Navigationsgeräte mit Internetanbindung
Mit GSM-Modul ausgestattete Navis bieten nicht nur aktuelle Stauinfos aus dem Netz – sie kennen zum Beispiel das Wetter oder liefern sogar Spritpreise, Flugzeiten und die Belegung von Parkhäusern
- Gernot Goppelt
Hannover, 25. Februar 2010 – Um richtig gut zu führen, benötigen Navis nicht nur frisches Kartenmaterial, sondern auch zeitnahe Informationen zur Verkehrslage sowie detailreiche Informationen zur Umgebung. Mit einem klassischen Fahrzeug-Navigationsgerät kommt man da schnell an die Grenzen: Karten, Adressverzeichnisse und Radarinfos sind nur so aktuell wie das letzte Update am PC, und Staumeldungen per TMC (Traffic Message Channel) über UKW brauchen lange und bieten wenig Infos. Abhilfe schafft ein direkter Draht zum Internet.
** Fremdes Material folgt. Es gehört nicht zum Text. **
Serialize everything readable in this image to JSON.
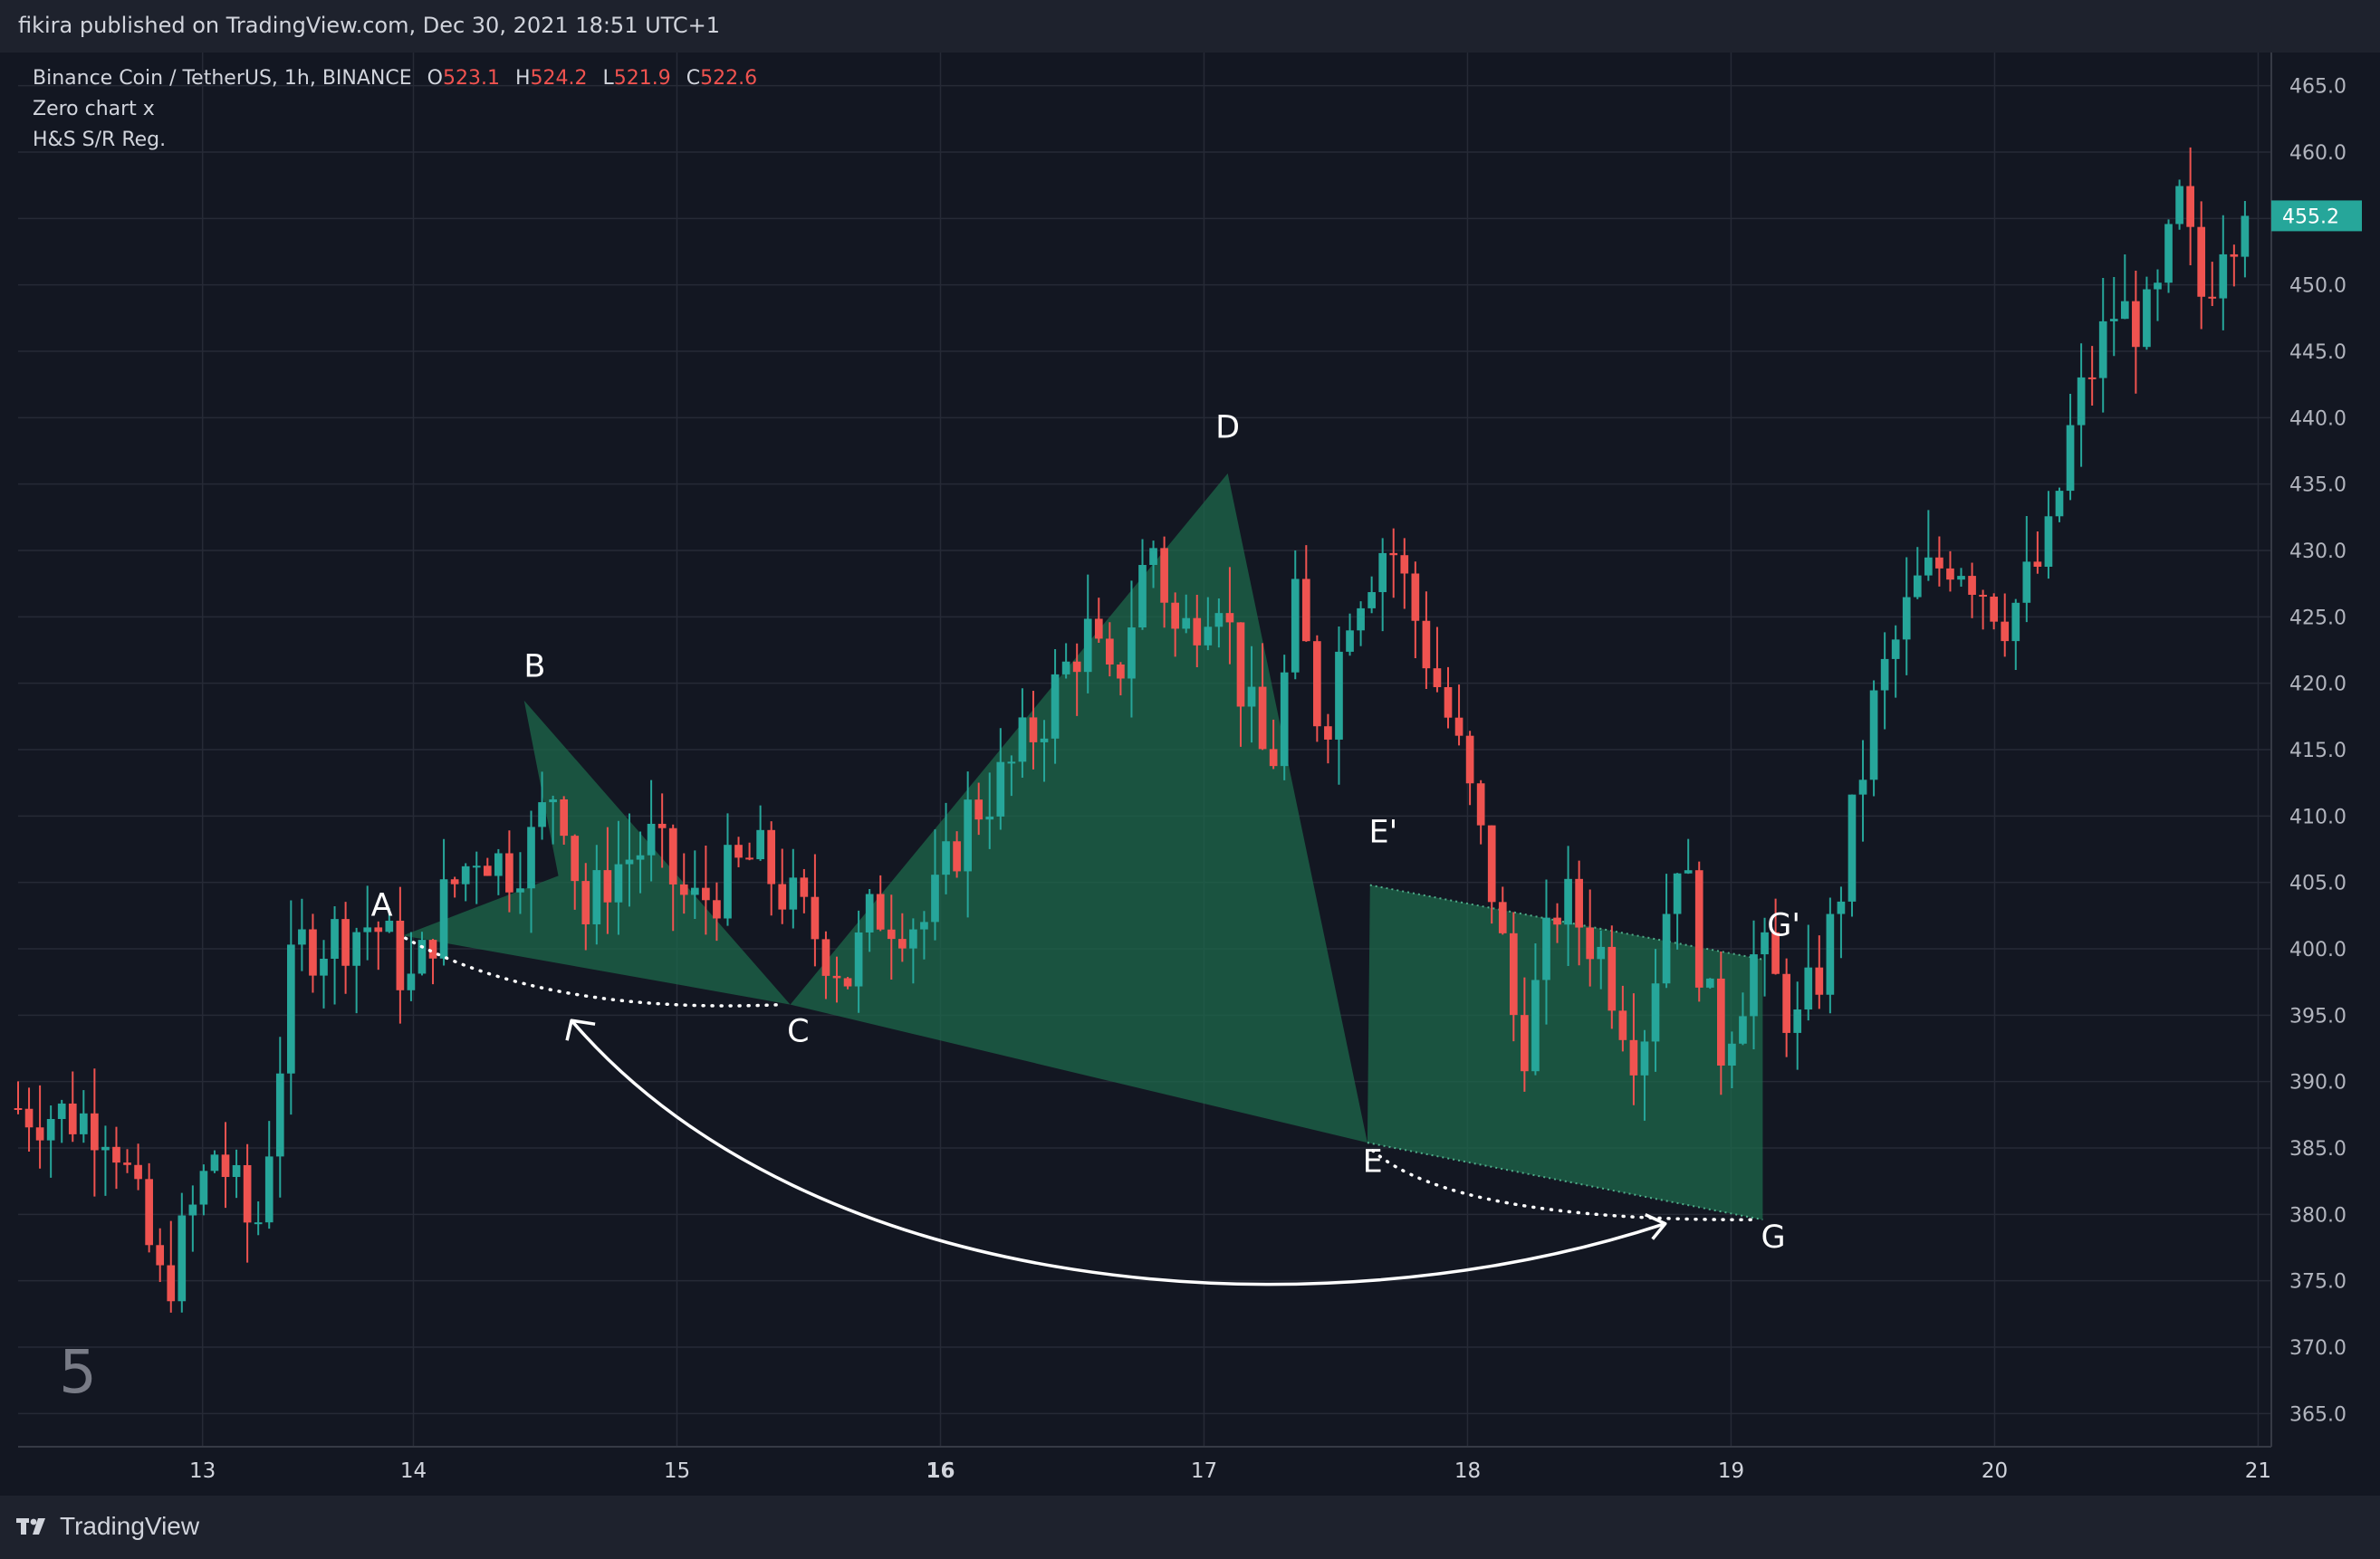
{
  "header": {
    "published_text": "fikira published on TradingView.com, Dec 30, 2021 18:51 UTC+1"
  },
  "legend": {
    "symbol": "Binance Coin / TetherUS, 1h, BINANCE",
    "open_label": "O",
    "open": "523.1",
    "high_label": "H",
    "high": "524.2",
    "low_label": "L",
    "low": "521.9",
    "close_label": "C",
    "close": "522.6",
    "indicator1": "Zero chart x",
    "indicator2": "H&S S/R Reg."
  },
  "chart_number": "5",
  "footer": {
    "brand": "TradingView"
  },
  "colors": {
    "background": "#131722",
    "up": "#26a69a",
    "down": "#ef5350",
    "pattern_fill": "#1d6b4c",
    "price_tag": "#26a69a"
  },
  "chart_data": {
    "type": "candlestick",
    "symbol": "BNBUSDT",
    "interval": "1h",
    "ylim": [
      362.5,
      467.5
    ],
    "y_ticks": [
      "465.0",
      "460.0",
      "455.0",
      "450.0",
      "445.0",
      "440.0",
      "435.0",
      "430.0",
      "425.0",
      "420.0",
      "415.0",
      "410.0",
      "405.0",
      "400.0",
      "395.0",
      "390.0",
      "385.0",
      "380.0",
      "375.0",
      "370.0",
      "365.0"
    ],
    "x_ticks": [
      {
        "label": "13",
        "bold": false,
        "pos": 12.7
      },
      {
        "label": "14",
        "bold": false,
        "pos": 13.5
      },
      {
        "label": "15",
        "bold": false,
        "pos": 14.5
      },
      {
        "label": "16",
        "bold": true,
        "pos": 15.5
      },
      {
        "label": "17",
        "bold": false,
        "pos": 16.5
      },
      {
        "label": "18",
        "bold": false,
        "pos": 17.5
      },
      {
        "label": "19",
        "bold": false,
        "pos": 18.5
      },
      {
        "label": "20",
        "bold": false,
        "pos": 19.5
      },
      {
        "label": "21",
        "bold": false,
        "pos": 20.5
      }
    ],
    "last_price": "455.2",
    "anchors": [
      [
        12.0,
        388
      ],
      [
        12.35,
        387
      ],
      [
        12.55,
        374
      ],
      [
        12.75,
        385
      ],
      [
        12.9,
        378
      ],
      [
        13.05,
        400
      ],
      [
        13.35,
        402
      ],
      [
        13.5,
        397
      ],
      [
        13.6,
        403
      ],
      [
        13.75,
        408
      ],
      [
        13.85,
        406
      ],
      [
        13.95,
        408
      ],
      [
        14.05,
        413
      ],
      [
        14.15,
        402
      ],
      [
        14.25,
        406
      ],
      [
        14.4,
        408
      ],
      [
        14.55,
        403
      ],
      [
        14.8,
        407
      ],
      [
        14.95,
        403
      ],
      [
        15.15,
        398
      ],
      [
        15.25,
        403
      ],
      [
        15.45,
        402
      ],
      [
        15.6,
        410
      ],
      [
        15.75,
        413
      ],
      [
        15.9,
        418
      ],
      [
        16.05,
        424
      ],
      [
        16.15,
        419
      ],
      [
        16.3,
        431
      ],
      [
        16.4,
        423
      ],
      [
        16.55,
        428
      ],
      [
        16.65,
        419
      ],
      [
        16.75,
        413
      ],
      [
        16.85,
        426
      ],
      [
        16.95,
        416
      ],
      [
        17.05,
        426
      ],
      [
        17.2,
        431
      ],
      [
        17.3,
        425
      ],
      [
        17.45,
        416
      ],
      [
        17.6,
        404
      ],
      [
        17.7,
        392
      ],
      [
        17.85,
        404
      ],
      [
        18.0,
        400
      ],
      [
        18.15,
        392
      ],
      [
        18.3,
        408
      ],
      [
        18.45,
        392
      ],
      [
        18.6,
        400
      ],
      [
        18.75,
        394
      ],
      [
        18.85,
        399
      ],
      [
        18.9,
        403
      ],
      [
        19.05,
        419
      ],
      [
        19.2,
        427
      ],
      [
        19.35,
        430
      ],
      [
        19.55,
        425
      ],
      [
        19.7,
        430
      ],
      [
        19.8,
        440
      ],
      [
        19.95,
        448
      ],
      [
        20.1,
        447
      ],
      [
        20.2,
        456
      ],
      [
        20.3,
        448
      ],
      [
        20.35,
        454
      ],
      [
        20.45,
        455.2
      ]
    ],
    "pattern_points": {
      "A": [
        13.46,
        401
      ],
      "B": [
        13.92,
        418.7
      ],
      "C": [
        14.93,
        395.8
      ],
      "D": [
        16.59,
        435.8
      ],
      "E": [
        17.12,
        385.4
      ],
      "E_prime": [
        17.13,
        404.8
      ],
      "G": [
        18.62,
        379.6
      ],
      "G_prime": [
        18.62,
        399.2
      ],
      "F": [
        14.05,
        405.5
      ]
    },
    "labels": [
      {
        "text": "A",
        "x": 13.38,
        "y": 402.5
      },
      {
        "text": "B",
        "x": 13.96,
        "y": 420.5
      },
      {
        "text": "C",
        "x": 14.96,
        "y": 393.0
      },
      {
        "text": "D",
        "x": 16.59,
        "y": 438.5
      },
      {
        "text": "E'",
        "x": 17.18,
        "y": 408.0
      },
      {
        "text": "E",
        "x": 17.14,
        "y": 383.2
      },
      {
        "text": "G'",
        "x": 18.7,
        "y": 401.0
      },
      {
        "text": "G",
        "x": 18.66,
        "y": 377.5
      }
    ]
  }
}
Vier Hersteller bieten inzwischen solche Connected Navis mit GSM-Modulen und Live-Diensten an. Navigon und TomTom haben gleich mehrere Modelle damit ausgestattet, Garmin und Medion bisher jeweils eines. Wir haben für den Test vier Geräte ausgesucht, die einen ähnlichen Funktionsumfang bieten und mit 350 bis 400 Euro Listenpreis in derselben Preisklasse spielen: das Garmin nüvi 1690 nü-Link, das Medion GoPal P4635, das Navigon 6350 Live und das TomTom Go 950 Live.
Navigationsgeräte mit Internetanbindung (4 Bilder)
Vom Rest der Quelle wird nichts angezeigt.